Liz Truss said a new legislation, which will be in effect by Feb. 10, would be the “toughest sanction regime against Russia we have ever had.”

She said it would give the UK “the power to sanction a broader range of individuals and businesses.”

Truss said in a statement to lawmakers that her country “can target anyone providing strategic support close to Vladimir Putin.”

“Whether you support Russia’s aggressive actions against Ukraine, or you’re of wider significance to the Kremlin, we will have the power to sanction you,” she said. “Nothing is off the table and there will be nowhere to hide.”

Truss said “this will amount to the toughest sanctions regime against Russia we have had in place yet, and mark the biggest change in our approach since leaving the European Union.”
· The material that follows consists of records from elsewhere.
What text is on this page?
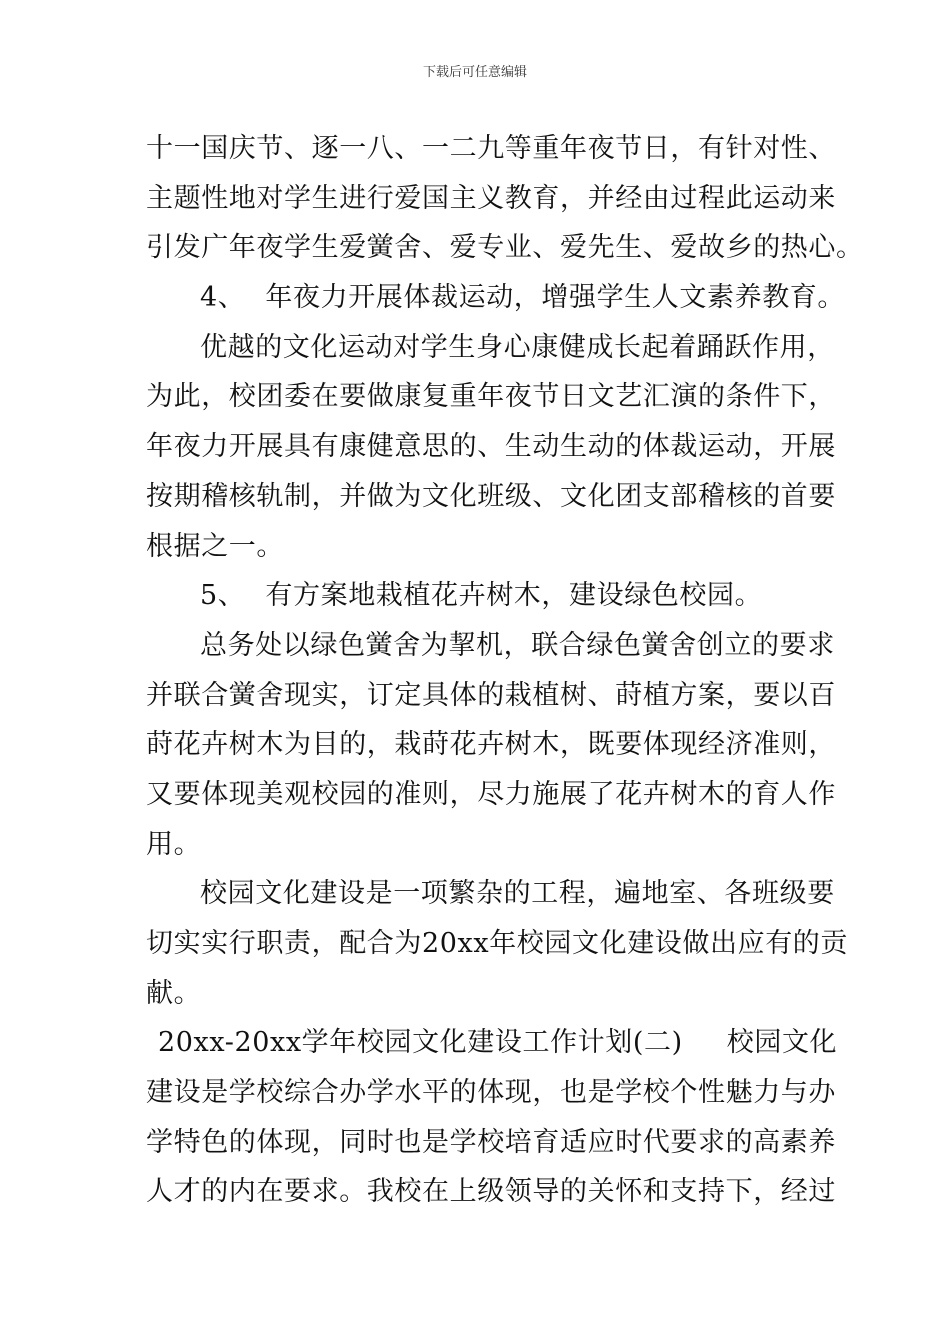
下载后可任意编辑
十一国庆节、逐一八、一二九等重年夜节日，有针对性、
主题性地对学生进行爱国主义教育，并经由过程此运动来
引发广年夜学生爱黉舍、爱专业、爱先生、爱故乡的热心。
4、 年夜力开展体裁运动，增强学生人文素养教育。
优越的文化运动对学生身心康健成长起着踊跃作用，
为此，校团委在要做康复重年夜节日文艺汇演的条件下，
年夜力开展具有康健意思的、生动生动的体裁运动，开展
按期稽核轨制，并做为文化班级、文化团支部稽核的首要
根据之一。
5、 有方案地栽植花卉树木，建设绿色校园。
总务处以绿色黉舍为挈机，联合绿色黉舍创立的要求
并联合黉舍现实，订定具体的栽植树、莳植方案，要以百
莳花卉树木为目的，栽莳花卉树木，既要体现经济准则，
又要体现美观校园的准则，尽力施展了花卉树木的育人作
用。
校园文化建设是一项繁杂的工程，遍地室、各班级要
切实实行职责，配合为20xx年校园文化建设做出应有的贡
献。
20xx-20xx学年校园文化建设工作计划(二) 校园文化
建设是学校综合办学水平的体现，也是学校个性魅力与办
学特色的体现，同时也是学校培育适应时代要求的高素养
人才的内在要求。我校在上级领导的关怀和支持下，经过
She urged Russia to de-escalate and its “aggressive campaign of hybrid warfare and engage in meaningful talks,” adding that it would be “the only way forward.”

“That means honouring agreements which Russia signed up to freely, like the 1994 Budapest memorandum on Security Assurances, where it agreed to uphold Ukraine’s territorial integrity.”

Truss’s update on the new legislation came ahead of a planned phone call between Prime Minister Boris Johnson and Putin.

Johnson will travel to Ukraine on Tuesday to meet President Volodymyr Zelensky, according to a Downing Street announcement.

Johnson has said that Putin needs to “step back from the brink.”

He said that “any incursion into Ukraine beyond the territory that Russia has already taken in 2014 would be an absolute disaster for the world, and above all it would be a disaster for Russia.”

But Russia sees the UK’s threat to impose sanctions as “a blatant attack” on businesses.

At a daily briefing in Moscow, Kremlin spokesman Dmitry Peskov pointed out that only restrictive measures formalized by the UN Security Council can be considered sanctions.

“The British foreign secretary talked about some sanctions. But here, I think, we should call everything by its proper name. Sanctions are something legitimate and something formalized by a decision of the UN Security Council,” he said.

“In this case, we are talking about a blatant attack on business.”

Such statements by UK officials undermine the country’s investment appeal, the spokesman added.